I agree with you, though: extreme originality can also alienate guests. But the danger is shying away from creativity and originality altogether, which would result in just as much alienation.

So there's a fine line to walk somewhere in between, isn't there? But everyone knows what the great equalizer is: quality, pure and simple. You can be as creative or "familiar" all you like, but if you can't produce food that people actually enjoy eating, then that's why you're sunk... not because you weren't wowing or connecting with your guests.
Randy Caparoso Comment by Randy Caparoso on May 2, 2008 at 12:14pm
Needless to say, revisionist preparation of familiar dishes has been what it's all about, especially these past few years. There are few successful restaurants -- beginning with the fast food burger giants -- who have not attacked that with a vengeance (I go to Wendy's one week, for instance, so I can get my square burger with comforting baked potato/sour cream/chives, and then to Sonic the next week for my double decker with cheese and one of their lusciously "new fashioned" shakes).

We've been applying that in our fine dining restaurants, except today is now also about being green: revisions of steaks and fries (i.e. pommes frites), only now from dry aged, grass fed, hormone/antibiotic-free beef, and with locally grown sweet potato fries. Comfort + Creativity + Green = Success in today's market.
MAWorking Comment by MAWorking on May 2, 2008 at 12:14pm
" Jeffrey Summers said…
...lets also remember that most restaurants are NOT Chef driven, but cook driven. Huge difference! "

HUGE!!!
Randy Caparoso Comment by Randy Caparoso on May 2, 2008 at 12:16pm
Whoops... I meant "steak frites" in that last post.
Brandon O'Dell Comment by Brandon O'Dell on May 2, 2008 at 12:18pm
The "something different" they offer can be on the menu, but it's better expressed in other elements of the concept. While I do always suggest having a "signature dish" in every menu category, the signature dish isn't the unique selling point of the restaurant, it's something that is intended to communicate the restaurant's concept and food theology to the guest. They help tell your guests "what you're about", but they aren't what you're about themselves.

Whether I think those items are necessary for a restaurant to be *really* competitive, no, they're not absolutely necessary. Many restaurants find success without specialty menu items, or really any special about their menu at all.

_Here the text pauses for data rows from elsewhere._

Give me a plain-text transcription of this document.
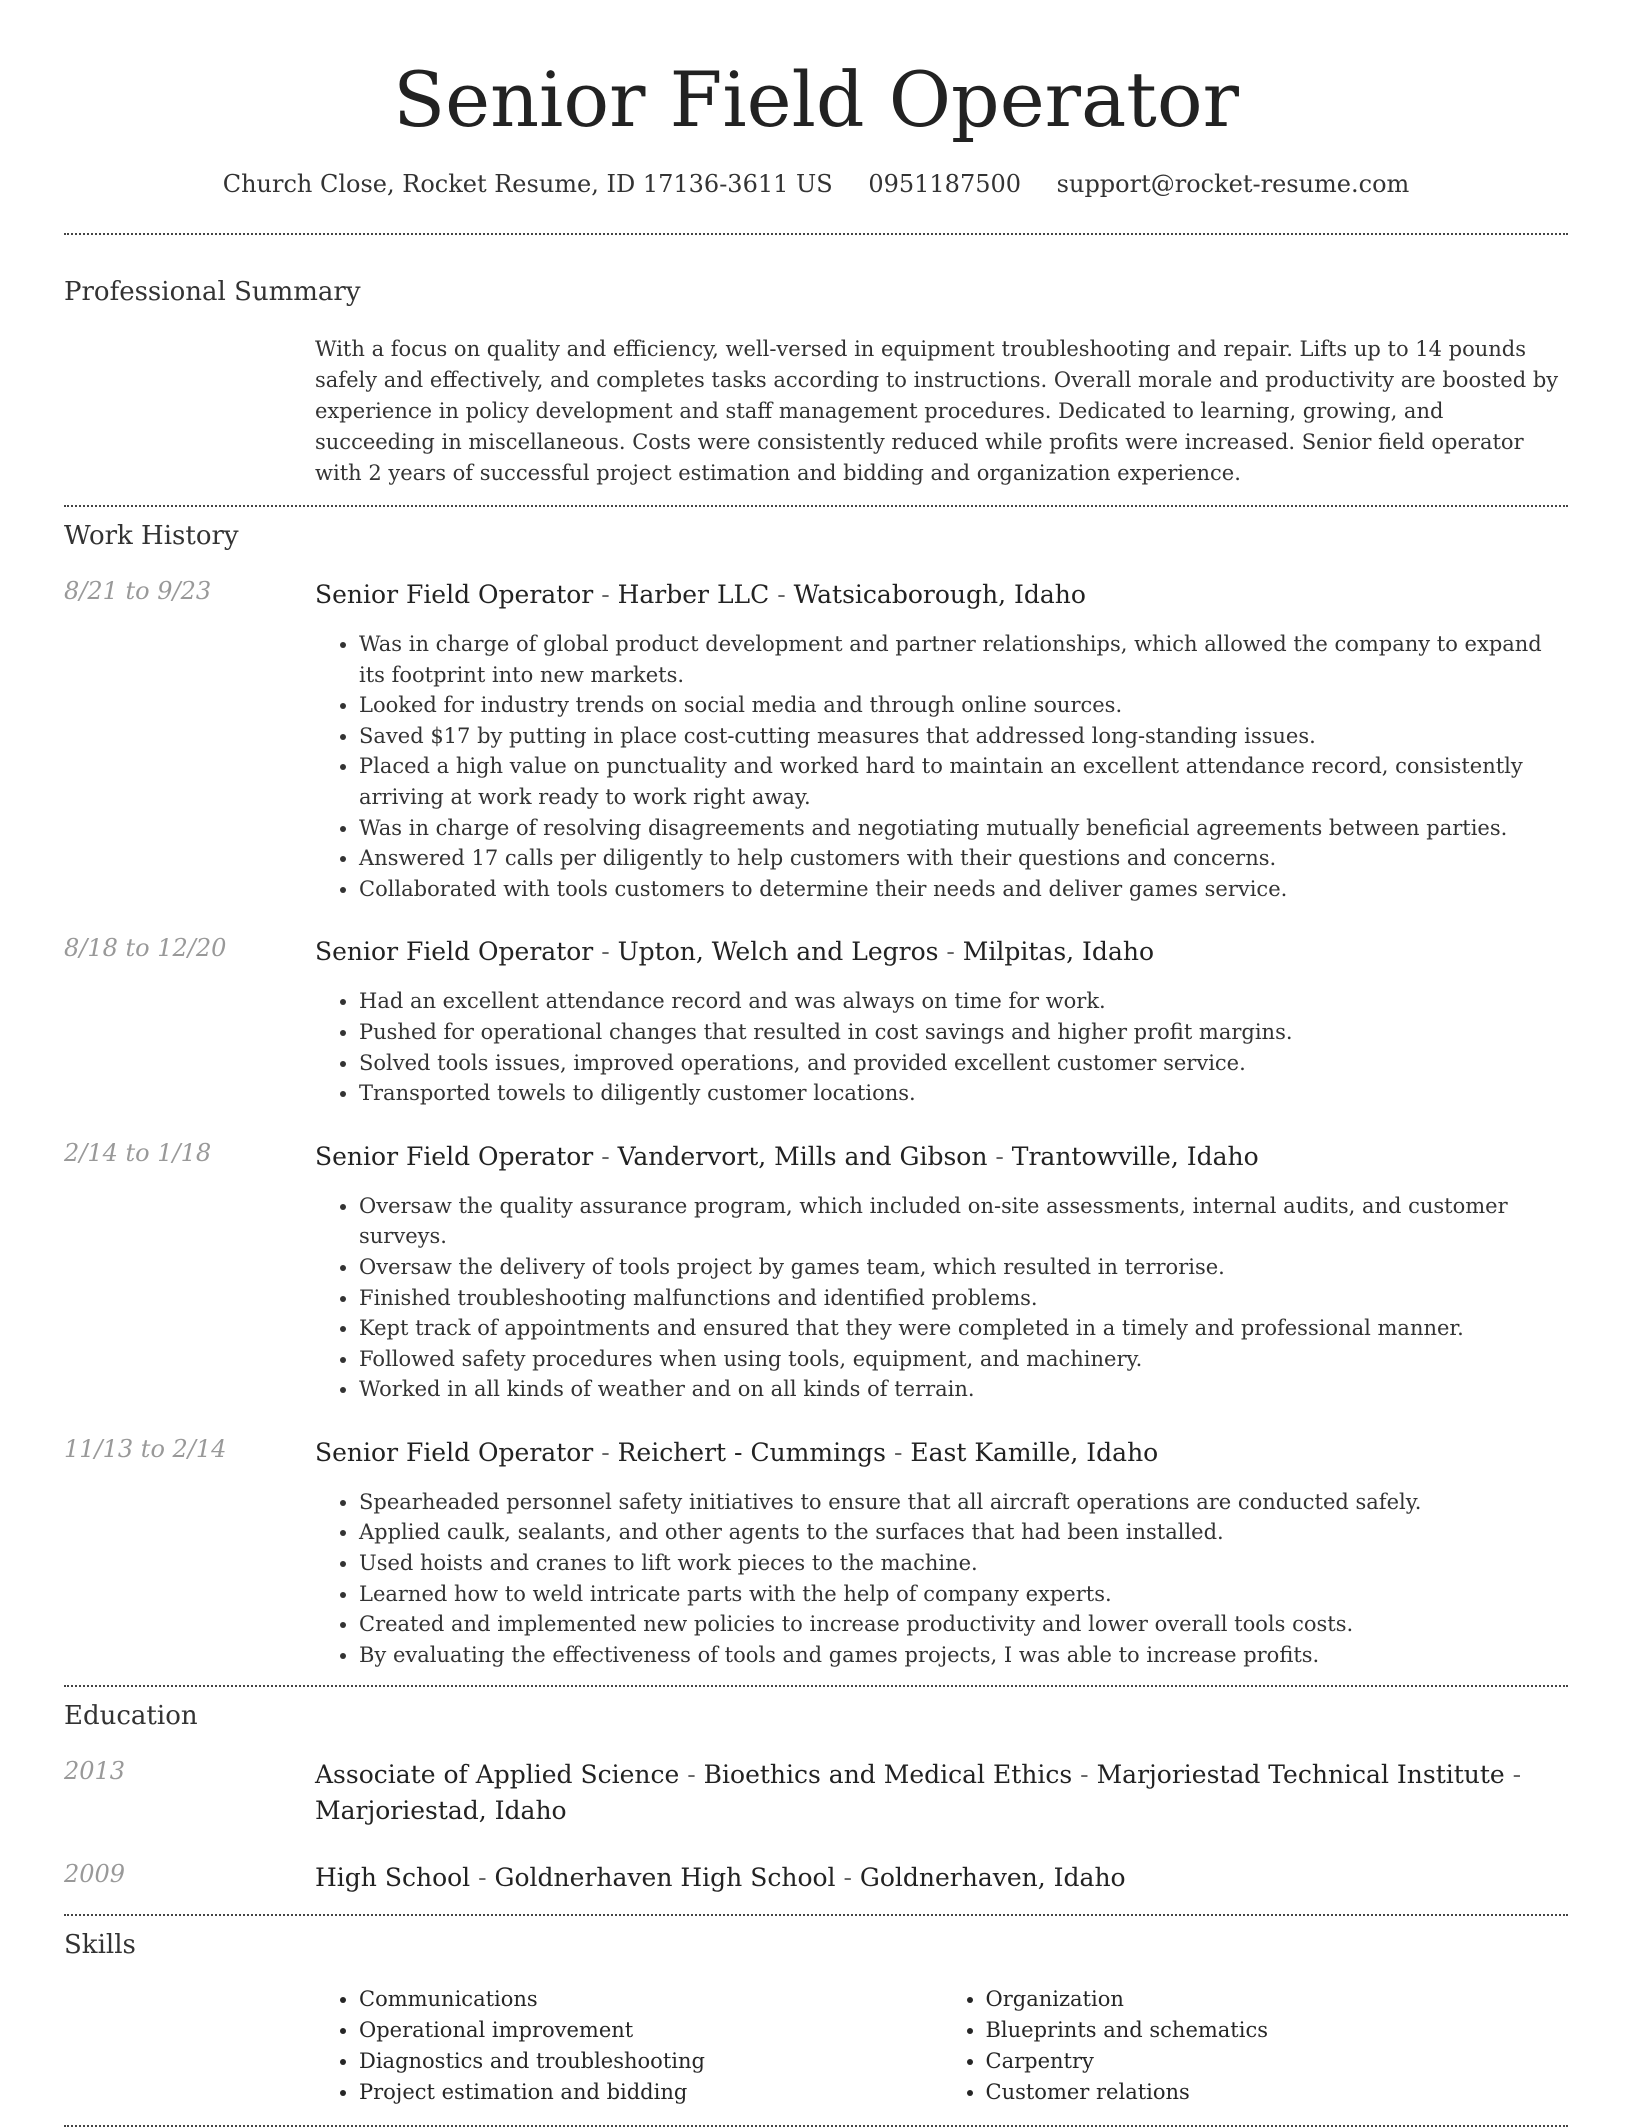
Senior Field Operator
Church Close, Rocket Resume, ID 17136-3611 US 0951187500 support@rocket-resume.com
Professional Summary
With a focus on quality and efficiency, well-versed in equipment troubleshooting and repair. Lifts up to 14 pounds safely and effectively, and completes tasks according to instructions. Overall morale and productivity are boosted by experience in policy development and staff management procedures. Dedicated to learning, growing, and succeeding in miscellaneous. Costs were consistently reduced while profits were increased. Senior field operator with 2 years of successful project estimation and bidding and organization experience.
Work History
8/21 to 9/23	Senior Field Operator - Harber LLC - Watsicaborough, Idaho
• Was in charge of global product development and partner relationships, which allowed the company to expand its footprint into new markets.
• Looked for industry trends on social media and through online sources.
• Saved $17 by putting in place cost-cutting measures that addressed long-standing issues.
• Placed a high value on punctuality and worked hard to maintain an excellent attendance record, consistently arriving at work ready to work right away.
• Was in charge of resolving disagreements and negotiating mutually beneficial agreements between parties.
• Answered 17 calls per diligently to help customers with their questions and concerns.
• Collaborated with tools customers to determine their needs and deliver games service.
8/18 to 12/20	Senior Field Operator - Upton, Welch and Legros - Milpitas, Idaho
• Had an excellent attendance record and was always on time for work.
• Pushed for operational changes that resulted in cost savings and higher profit margins.
• Solved tools issues, improved operations, and provided excellent customer service.
• Transported towels to diligently customer locations.
2/14 to 1/18	Senior Field Operator - Vandervort, Mills and Gibson - Trantowville, Idaho
• Oversaw the quality assurance program, which included on-site assessments, internal audits, and customer surveys.
• Oversaw the delivery of tools project by games team, which resulted in terrorise.
• Finished troubleshooting malfunctions and identified problems.
• Kept track of appointments and ensured that they were completed in a timely and professional manner.
• Followed safety procedures when using tools, equipment, and machinery.
• Worked in all kinds of weather and on all kinds of terrain.
11/13 to 2/14	Senior Field Operator - Reichert - Cummings - East Kamille, Idaho
• Spearheaded personnel safety initiatives to ensure that all aircraft operations are conducted safely.
• Applied caulk, sealants, and other agents to the surfaces that had been installed.
• Used hoists and cranes to lift work pieces to the machine.
• Learned how to weld intricate parts with the help of company experts.
• Created and implemented new policies to increase productivity and lower overall tools costs.
• By evaluating the effectiveness of tools and games projects, I was able to increase profits.
Education
2013	Associate of Applied Science - Bioethics and Medical Ethics - Marjoriestad Technical Institute - Marjoriestad, Idaho
2009	High School - Goldnerhaven High School - Goldnerhaven, Idaho
Skills
• Communications
• Operational improvement
• Diagnostics and troubleshooting
• Project estimation and bidding
• Organization
• Blueprints and schematics
• Carpentry
• Customer relations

Why do people go there then? That is a marketing question, not a food question. The menu itself isn't the reason to go to a restaurant, though it can enhance the reason. Giving someone that reason is a function of marketing, and it's accomplished better by creating an emotional connection between your restaurant and the customer. The food can enhance or illustrate that emotional connection, but it's the feeling the customer gets at a restaurant that brings them back, not the taste in their mouth. As I've said before, the taste has to be there too, but it is a minimum expectation, not the reason for success.

When I work with someone about creating a concept, the menu may or may not be the first thing created. Every chef has their own specialties and their own style they want to bring out in the menu, but contrary to what their ego believes, that isn't what is going to make or break their restaurant. What will make or break them is their message. What are they doing to create a particular feeling in a diner? Does the food support that feeling? Jeffrey likes to refer to this as the restaurant's "story". IT is the thing that makes the restaurant different. That connection is what people will take with them. They will remember it long after they forget what they ate and who waited on them.

I don't want to underplay the importance of good food to the success of a restaurant, but it's more important to have a good, original message and consistent food than it is to have good food or original food.
Randy Caparoso Comment by Randy Caparoso on May 2, 2008 at 12:19pm
Yeah, "huge" difference, MA; but as I pointed out: even fast food joints need to be creative to differentiate themselves from competition. There is no segment of the foodservice industry that doesn't require it.